Les étudiants étrangers non-européens sont les premières victimes des inégalités au sein de la communauté universitaire : difficultés d’accès au logement plus élevées que pour le reste des étudiants, contraintes administratives liées aux démarches de renouvellement du titre de séjour et précarité financière liée au coût de la vie étudiante qui ne cesse d’augmenter.
Aujourd’hui, pour venir étudier en France il faut au préalable passer par Campus France, agence nationale pour la promotion de l’enseignement supérieur français, l’accueil des étudiants étrangers et la mobilité internationale. Les critères de sélection de Campus France sont favorables aux plus fortunés car cet organisme exige que les étudiants possèdent dans leur compte en banque la somme de 7 000 euros. Ensuite, une fois arrivés en France, les étudiants étrangers sont livrés à eux-mêmes et doivent se débrouiller pour trouver un logement, un travail et réussir leurs études.
De même, dans le cadre du renouvellement du titre de séjour, les étudiants étrangers en France font face à une double contrainte. D’une part, il y a une obligation de réussite et d’autre part, la préfecture demande de justifier les sources de revenus, soit 615 euros par mois. Être étudiant étranger en France est un véritable parcours du combattant.
Le collectif des étudiants étrangers que nous avons créé à l’université de Nanterre suite à l’augmentation des frais de scolarité, en décembre 2018, s’est donné pour mission de lutter contre la discrimination et les inégalités en défendant les droits des étudiants étrangers.

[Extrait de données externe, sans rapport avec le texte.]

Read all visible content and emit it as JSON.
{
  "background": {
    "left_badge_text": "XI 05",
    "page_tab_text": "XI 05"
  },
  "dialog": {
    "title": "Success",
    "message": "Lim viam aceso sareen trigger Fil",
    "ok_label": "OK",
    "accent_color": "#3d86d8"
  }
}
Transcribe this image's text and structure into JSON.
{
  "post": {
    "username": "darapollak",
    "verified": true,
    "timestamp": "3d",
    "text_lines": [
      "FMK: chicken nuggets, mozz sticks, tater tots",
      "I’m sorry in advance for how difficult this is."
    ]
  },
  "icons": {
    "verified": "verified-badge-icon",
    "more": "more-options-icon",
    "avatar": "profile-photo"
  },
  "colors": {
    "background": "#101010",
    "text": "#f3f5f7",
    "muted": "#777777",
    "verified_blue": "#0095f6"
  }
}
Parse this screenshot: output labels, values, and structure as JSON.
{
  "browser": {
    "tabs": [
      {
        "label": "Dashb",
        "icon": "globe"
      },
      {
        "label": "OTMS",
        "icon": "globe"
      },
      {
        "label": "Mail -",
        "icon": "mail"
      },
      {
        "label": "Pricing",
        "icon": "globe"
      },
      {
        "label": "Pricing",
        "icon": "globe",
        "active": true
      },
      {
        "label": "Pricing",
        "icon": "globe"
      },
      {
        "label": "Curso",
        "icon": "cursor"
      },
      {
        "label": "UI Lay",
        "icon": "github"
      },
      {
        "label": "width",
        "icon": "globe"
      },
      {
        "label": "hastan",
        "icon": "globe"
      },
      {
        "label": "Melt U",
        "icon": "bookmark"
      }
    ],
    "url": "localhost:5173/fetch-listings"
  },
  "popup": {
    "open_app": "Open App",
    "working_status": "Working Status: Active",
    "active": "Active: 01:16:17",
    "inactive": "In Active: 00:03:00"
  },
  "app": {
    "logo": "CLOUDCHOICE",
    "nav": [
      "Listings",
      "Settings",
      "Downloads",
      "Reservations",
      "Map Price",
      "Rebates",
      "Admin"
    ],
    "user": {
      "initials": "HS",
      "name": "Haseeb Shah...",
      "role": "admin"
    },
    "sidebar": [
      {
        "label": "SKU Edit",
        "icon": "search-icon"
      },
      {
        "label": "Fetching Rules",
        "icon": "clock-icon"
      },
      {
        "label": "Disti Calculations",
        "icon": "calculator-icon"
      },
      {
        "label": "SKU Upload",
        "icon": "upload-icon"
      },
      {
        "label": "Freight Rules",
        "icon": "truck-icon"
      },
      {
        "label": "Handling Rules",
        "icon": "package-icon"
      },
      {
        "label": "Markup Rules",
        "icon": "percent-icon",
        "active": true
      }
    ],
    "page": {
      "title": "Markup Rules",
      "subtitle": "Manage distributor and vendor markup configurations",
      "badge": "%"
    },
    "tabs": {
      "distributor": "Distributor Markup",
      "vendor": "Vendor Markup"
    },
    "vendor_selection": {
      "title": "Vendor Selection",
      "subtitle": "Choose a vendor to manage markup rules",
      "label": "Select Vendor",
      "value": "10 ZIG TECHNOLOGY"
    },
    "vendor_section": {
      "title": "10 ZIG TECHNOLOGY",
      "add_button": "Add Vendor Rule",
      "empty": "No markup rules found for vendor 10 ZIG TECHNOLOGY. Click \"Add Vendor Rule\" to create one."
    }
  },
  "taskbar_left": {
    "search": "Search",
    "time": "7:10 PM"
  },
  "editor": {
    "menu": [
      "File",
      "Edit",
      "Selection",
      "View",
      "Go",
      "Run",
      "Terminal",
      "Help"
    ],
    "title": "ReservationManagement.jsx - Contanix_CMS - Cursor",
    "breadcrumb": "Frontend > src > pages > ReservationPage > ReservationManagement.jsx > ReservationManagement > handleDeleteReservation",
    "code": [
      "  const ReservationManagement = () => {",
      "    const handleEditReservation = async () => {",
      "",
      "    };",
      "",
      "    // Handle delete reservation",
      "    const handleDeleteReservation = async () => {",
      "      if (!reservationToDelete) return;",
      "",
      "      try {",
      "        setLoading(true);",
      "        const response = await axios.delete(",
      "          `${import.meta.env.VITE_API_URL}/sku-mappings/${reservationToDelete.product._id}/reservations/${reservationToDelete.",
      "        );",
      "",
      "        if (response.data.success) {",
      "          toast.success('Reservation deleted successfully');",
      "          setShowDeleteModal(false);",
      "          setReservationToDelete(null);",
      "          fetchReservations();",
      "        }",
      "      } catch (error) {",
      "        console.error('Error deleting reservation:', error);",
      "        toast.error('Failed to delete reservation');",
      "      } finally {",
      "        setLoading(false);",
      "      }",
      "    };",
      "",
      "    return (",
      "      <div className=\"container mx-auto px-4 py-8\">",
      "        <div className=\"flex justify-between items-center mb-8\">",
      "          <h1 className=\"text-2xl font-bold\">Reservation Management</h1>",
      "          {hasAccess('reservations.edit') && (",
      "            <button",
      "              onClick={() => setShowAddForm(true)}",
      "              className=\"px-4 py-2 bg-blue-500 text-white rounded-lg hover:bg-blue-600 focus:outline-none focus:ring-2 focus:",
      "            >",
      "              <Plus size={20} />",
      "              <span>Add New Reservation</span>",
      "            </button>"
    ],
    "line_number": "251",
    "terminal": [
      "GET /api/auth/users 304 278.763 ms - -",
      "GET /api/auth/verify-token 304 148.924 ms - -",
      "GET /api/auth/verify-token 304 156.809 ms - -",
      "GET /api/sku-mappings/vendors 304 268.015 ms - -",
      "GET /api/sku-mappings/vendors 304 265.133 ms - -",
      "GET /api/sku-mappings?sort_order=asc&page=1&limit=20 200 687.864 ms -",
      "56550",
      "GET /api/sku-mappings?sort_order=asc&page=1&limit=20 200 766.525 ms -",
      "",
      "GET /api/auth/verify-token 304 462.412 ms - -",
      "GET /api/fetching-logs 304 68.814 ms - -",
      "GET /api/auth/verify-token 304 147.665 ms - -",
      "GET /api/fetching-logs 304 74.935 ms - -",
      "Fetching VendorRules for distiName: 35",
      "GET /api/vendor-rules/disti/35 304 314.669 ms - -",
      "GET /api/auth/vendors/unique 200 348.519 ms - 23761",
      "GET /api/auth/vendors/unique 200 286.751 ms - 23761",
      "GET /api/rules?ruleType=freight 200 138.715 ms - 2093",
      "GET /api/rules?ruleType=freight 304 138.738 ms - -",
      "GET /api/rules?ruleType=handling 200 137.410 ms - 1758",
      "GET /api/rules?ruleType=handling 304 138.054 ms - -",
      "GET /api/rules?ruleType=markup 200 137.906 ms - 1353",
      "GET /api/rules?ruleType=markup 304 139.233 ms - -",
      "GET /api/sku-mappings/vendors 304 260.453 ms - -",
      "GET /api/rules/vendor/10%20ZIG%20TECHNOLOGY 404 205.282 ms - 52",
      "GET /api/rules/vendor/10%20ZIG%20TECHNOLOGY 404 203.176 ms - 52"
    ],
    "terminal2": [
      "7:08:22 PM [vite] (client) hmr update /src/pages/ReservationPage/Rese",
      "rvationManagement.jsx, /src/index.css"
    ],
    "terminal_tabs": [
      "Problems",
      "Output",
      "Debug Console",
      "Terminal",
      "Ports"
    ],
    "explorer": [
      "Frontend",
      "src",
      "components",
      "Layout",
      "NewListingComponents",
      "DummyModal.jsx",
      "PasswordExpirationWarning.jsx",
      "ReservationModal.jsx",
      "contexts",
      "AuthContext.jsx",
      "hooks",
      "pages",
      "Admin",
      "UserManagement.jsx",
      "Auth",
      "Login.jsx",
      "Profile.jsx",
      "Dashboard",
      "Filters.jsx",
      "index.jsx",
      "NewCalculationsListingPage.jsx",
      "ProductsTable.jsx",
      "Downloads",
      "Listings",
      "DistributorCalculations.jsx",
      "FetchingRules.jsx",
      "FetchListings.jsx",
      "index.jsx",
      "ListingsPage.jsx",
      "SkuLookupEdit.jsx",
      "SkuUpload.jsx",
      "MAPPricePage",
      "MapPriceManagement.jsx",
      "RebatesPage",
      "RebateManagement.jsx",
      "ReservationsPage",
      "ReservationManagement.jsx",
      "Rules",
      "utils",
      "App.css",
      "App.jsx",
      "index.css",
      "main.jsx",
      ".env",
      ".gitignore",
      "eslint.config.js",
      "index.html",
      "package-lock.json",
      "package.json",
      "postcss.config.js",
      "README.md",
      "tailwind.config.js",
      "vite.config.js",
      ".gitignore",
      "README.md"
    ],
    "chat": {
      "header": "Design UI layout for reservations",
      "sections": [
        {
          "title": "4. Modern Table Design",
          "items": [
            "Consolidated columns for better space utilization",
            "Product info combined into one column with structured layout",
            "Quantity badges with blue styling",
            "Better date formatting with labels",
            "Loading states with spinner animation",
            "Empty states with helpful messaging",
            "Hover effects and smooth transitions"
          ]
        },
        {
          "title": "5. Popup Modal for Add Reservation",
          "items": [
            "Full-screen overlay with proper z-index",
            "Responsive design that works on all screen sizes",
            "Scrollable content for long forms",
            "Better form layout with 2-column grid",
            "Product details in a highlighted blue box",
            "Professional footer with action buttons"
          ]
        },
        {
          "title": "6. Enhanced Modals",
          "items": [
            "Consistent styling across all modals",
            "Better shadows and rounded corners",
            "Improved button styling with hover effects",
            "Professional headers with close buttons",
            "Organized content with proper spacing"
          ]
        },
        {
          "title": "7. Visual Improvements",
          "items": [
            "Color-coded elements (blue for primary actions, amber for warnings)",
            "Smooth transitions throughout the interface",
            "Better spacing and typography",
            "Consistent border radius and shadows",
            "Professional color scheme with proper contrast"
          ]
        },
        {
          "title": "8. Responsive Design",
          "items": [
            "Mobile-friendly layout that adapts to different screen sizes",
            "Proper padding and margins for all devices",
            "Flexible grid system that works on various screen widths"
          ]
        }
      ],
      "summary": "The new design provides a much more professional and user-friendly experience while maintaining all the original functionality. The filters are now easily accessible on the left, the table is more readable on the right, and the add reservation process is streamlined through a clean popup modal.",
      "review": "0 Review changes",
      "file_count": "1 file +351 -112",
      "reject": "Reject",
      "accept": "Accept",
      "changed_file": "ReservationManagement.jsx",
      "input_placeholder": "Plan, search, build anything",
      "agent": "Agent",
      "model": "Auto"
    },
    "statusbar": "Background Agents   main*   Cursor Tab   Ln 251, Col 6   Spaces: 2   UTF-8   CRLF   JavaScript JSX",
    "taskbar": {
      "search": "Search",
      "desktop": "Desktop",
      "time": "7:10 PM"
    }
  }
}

La décision du Conseil constitutionnel constitue une première victoire pour les étudiants extra-européens, et un revers pour le gouvernement, déjà désavoué par le fait que seules 7 universités sur 74 ont appliqué l’augmentation des frais d’inscription à la rentrée 2019. C’est désormais au Conseil d’État de poursuivre les débats dans les mois à venir.
[1]Dans sa décision rendue en juillet 2019, le Conseil d’État explique qu’il « y a lieu de renvoyer au Conseil constitutionnel la question prioritaire de constitutionnalité invoquée » par trois associations. À savoir : l’Union nationale des étudiants en droit, gestion, AES, sciences économiques, politiques et sociales (UNEDESEP), le Bureau national des élèves ingénieurs (BNEI) et la Fédération nationale des étudiants en psychologie (FENEPSY).
[2]Parcoursup a été mis en place par le ministère de l’Enseignement supérieur, de la Recherche et de l’Innovation en 2018 dans le cadre de la Loi Orientation et Réussite des Étudiants. Elle remplace l’ancien système d’Admission Post-Bac (APB).
[3]Étude menée conjointement par le Centre allemand pour la recherche universitaire et scientifique (DZHW) et l’Office allemand des échanges universitaires (DAAD) et reprise par le Frankfurter Allgemeine Zeitung.
[4]Selon l’institut BVA, les étudiants étrangers rapportent en moyenne 4,65 milliards d’euros, mais ne « coûtent » que 3 milliards.